How the Section 8 Program Applies Affordability 🏠
The Section 8 Housing Choice Voucher (HCV) program, funded by the U.S. Department of Housing and Urban Development (HUD) and administered locally by Public Housing Authorities (PHAs), is built around this 30% framework — though it applies in a specific way.
Under the HCV program:
- A voucher holder is generally expected to pay approximately 30% of their adjusted monthly income toward rent and utilities
- The PHA pays the difference between that amount and the payment standard — a locally set figure representing a reasonable rent for a given unit size in that market
- The gap between what the tenant pays and what the landlord receives is called the Housing Assistance Payment (HAP)
This means "affordability" under Section 8 isn't a fixed dollar amount. It shifts based on a household's income, the local payment standard, and any applicable utility allowance (a credit given to tenants who pay their own utilities).
What Counts as "Affordable" Varies by Location
A rent that's affordable in a rural county may be out of reach in a major metro area — and vice versa. This is why HUD sets Area Median Income (AMI) figures by geographic area each year. AMI reflects the midpoint of incomes in a given housing market and is used to:
- Set income limits for program eligibility (typically 50% of AMI for the HCV program, though PHAs must prioritize those at or below 30% AMI)

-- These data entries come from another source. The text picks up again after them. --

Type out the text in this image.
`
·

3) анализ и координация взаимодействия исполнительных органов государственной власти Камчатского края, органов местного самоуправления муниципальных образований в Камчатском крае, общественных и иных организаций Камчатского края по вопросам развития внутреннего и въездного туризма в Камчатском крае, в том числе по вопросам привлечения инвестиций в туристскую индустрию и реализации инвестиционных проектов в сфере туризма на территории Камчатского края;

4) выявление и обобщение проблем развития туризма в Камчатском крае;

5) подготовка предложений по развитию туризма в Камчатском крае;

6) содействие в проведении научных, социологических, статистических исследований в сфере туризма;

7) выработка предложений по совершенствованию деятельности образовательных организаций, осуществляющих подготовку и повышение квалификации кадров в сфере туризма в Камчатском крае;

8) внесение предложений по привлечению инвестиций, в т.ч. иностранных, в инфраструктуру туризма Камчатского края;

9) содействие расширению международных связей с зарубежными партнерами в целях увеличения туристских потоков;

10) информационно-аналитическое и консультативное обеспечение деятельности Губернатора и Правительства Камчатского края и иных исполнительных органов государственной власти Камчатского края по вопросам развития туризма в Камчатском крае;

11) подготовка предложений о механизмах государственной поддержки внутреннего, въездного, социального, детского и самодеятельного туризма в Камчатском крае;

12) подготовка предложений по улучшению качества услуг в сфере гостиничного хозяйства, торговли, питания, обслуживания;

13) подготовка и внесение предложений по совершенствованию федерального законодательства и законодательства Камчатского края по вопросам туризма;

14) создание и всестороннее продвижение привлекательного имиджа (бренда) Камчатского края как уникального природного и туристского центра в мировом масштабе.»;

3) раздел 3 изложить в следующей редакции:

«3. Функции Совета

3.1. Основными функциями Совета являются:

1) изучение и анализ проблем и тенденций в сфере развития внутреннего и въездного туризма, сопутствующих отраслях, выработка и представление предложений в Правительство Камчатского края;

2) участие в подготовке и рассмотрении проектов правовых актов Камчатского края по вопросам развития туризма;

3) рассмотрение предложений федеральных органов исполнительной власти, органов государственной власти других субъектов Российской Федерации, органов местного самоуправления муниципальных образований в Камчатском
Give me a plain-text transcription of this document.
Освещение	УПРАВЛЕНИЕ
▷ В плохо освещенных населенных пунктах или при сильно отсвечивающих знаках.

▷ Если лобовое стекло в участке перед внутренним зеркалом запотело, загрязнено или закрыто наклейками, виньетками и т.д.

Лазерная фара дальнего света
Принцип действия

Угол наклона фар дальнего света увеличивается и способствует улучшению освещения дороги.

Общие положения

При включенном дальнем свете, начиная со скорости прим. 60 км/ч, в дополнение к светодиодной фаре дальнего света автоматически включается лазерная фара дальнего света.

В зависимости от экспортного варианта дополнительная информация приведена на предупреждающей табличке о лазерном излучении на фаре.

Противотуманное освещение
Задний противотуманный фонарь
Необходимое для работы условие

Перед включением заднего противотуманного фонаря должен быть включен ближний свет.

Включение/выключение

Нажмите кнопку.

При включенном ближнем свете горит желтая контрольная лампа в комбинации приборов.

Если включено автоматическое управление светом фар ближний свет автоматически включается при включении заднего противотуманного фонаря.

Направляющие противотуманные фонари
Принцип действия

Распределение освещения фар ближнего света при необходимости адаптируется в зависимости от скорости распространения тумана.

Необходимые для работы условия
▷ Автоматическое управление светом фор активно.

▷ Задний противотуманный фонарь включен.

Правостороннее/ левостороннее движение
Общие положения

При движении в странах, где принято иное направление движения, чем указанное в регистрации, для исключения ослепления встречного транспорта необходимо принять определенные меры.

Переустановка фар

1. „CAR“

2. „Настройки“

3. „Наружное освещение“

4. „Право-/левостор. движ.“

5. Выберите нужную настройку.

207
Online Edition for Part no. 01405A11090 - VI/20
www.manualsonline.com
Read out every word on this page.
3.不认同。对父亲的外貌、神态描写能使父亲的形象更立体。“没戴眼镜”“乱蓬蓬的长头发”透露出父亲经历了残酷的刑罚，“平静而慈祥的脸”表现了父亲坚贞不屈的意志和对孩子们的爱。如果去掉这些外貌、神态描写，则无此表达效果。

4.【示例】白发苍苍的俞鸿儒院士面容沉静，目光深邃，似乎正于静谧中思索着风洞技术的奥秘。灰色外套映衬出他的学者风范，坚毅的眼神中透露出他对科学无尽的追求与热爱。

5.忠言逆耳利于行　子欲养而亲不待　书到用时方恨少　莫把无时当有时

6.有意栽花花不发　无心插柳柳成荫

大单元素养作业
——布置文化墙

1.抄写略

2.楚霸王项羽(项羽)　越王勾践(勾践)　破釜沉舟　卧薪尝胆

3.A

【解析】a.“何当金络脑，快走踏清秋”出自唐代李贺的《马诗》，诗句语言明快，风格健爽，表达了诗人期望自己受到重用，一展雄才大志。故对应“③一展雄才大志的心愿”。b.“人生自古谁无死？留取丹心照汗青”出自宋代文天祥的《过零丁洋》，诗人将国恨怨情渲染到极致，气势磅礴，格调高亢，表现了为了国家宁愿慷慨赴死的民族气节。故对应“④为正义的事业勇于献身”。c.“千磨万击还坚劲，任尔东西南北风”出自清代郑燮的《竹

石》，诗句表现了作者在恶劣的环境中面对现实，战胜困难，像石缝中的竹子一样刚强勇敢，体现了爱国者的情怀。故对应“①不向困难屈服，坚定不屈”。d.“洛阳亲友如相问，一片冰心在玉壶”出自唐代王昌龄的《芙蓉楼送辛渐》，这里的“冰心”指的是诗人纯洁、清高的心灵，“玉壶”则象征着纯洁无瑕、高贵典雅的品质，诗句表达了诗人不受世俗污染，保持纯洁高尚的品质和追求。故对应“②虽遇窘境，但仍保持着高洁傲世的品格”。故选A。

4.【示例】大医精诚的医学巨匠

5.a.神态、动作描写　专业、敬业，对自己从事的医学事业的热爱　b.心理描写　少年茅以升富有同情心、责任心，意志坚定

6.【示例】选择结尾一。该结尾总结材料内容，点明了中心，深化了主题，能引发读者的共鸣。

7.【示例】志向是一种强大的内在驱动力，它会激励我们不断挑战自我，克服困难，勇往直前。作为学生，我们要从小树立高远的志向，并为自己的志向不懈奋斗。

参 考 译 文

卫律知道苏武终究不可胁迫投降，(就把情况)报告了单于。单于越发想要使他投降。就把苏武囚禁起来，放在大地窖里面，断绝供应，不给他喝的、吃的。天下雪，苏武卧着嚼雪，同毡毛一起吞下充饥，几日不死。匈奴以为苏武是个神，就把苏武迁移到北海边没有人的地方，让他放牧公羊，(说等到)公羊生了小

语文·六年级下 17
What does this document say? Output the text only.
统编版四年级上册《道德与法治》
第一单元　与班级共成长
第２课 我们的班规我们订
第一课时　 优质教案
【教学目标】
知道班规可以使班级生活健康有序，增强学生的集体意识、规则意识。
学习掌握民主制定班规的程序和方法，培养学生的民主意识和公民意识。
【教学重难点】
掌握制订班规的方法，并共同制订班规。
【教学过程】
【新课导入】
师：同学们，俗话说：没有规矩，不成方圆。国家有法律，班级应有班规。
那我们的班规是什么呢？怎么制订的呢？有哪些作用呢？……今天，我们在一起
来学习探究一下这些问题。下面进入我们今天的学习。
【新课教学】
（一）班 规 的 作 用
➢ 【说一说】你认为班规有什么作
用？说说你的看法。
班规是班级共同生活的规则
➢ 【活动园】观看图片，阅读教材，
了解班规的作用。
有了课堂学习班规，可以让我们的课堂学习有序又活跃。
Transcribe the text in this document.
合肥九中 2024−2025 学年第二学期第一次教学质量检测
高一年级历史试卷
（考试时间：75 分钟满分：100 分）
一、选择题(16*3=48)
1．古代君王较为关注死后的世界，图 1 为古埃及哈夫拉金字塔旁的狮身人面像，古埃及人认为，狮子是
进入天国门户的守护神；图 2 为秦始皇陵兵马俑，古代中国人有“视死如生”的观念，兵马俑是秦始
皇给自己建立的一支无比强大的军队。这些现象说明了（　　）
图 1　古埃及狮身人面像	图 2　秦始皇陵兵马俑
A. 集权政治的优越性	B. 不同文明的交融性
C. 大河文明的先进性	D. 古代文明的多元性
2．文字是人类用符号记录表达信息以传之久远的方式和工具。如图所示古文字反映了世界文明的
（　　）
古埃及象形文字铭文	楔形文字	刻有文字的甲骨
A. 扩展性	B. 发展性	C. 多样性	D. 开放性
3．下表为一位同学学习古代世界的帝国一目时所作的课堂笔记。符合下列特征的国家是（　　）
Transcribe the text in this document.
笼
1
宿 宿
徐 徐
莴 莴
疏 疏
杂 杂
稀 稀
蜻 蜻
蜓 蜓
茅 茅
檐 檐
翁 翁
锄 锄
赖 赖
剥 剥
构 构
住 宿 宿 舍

- Benchmark what "affordable" rents look like in that specific area
- Calculate payment standards, which PHAs typically set between 90% and 110% of HUD's published Fair Market Rents (FMR) for the area
| Term | What It Measures |
|---|---|
| AMI (Area Median Income) | Midpoint income for a geographic area, used as a benchmark |
| Income Limit | Maximum income to qualify (usually 50% AMI for HCV) |
| Fair Market Rent (FMR) | HUD's estimate of market-rate rent for a unit size in an area |
| Payment Standard | PHA's locally set ceiling for subsidy calculation |
| Gross Rent | Rent + tenant-paid utilities |
| Utility Allowance | PHA credit for tenant-paid utilities |
Affordable Housing as a Category of Housing Stock
Beyond individual affordability, "affordable housing" also refers to a category of housing — units restricted by funding, deed, or regulation to serve households at or below certain income levels. This includes:
- Public housing (government-owned units)
- Low-Income Housing Tax Credit (LIHTC) developments (privately owned but income-restricted)
- Project-Based Vouchers (PBV) — a form of Section 8 assistance tied to specific units rather than a tenant
- Supportive housing with service components for specific populations
Tenant-based vouchers (the standard HCV) differ from these in that the subsidy follows the household, not the unit. A voucher holder can use their voucher at any privately owned unit that meets program requirements — as long as the landlord agrees to participate, the unit passes a Housing Quality Standards (HQS) or NSPIRE inspection, and the rent is approved as reasonable compared to similar unassisted units nearby.
The Gap Between the Concept and Your Situation 📋
Understanding the 30% benchmark, AMI tiers, and payment standards gives you the framework — but it doesn't tell you what's affordable for your household in your market under your local PHA's rules.
What your actual tenant share would be, whether a specific unit qualifies, what payment standard applies to your bedroom size, or how your income is calculated for program purposes — those depend on details specific to your household, your local PHA, and the unit itself.
PHAs publish their payment standards, utility allowance schedules, and administrative plans, and they're the authoritative source on how these figures apply in a given jurisdiction. What counts as affordable under the HCV program in one city may look very different from the same program administered 50 miles away.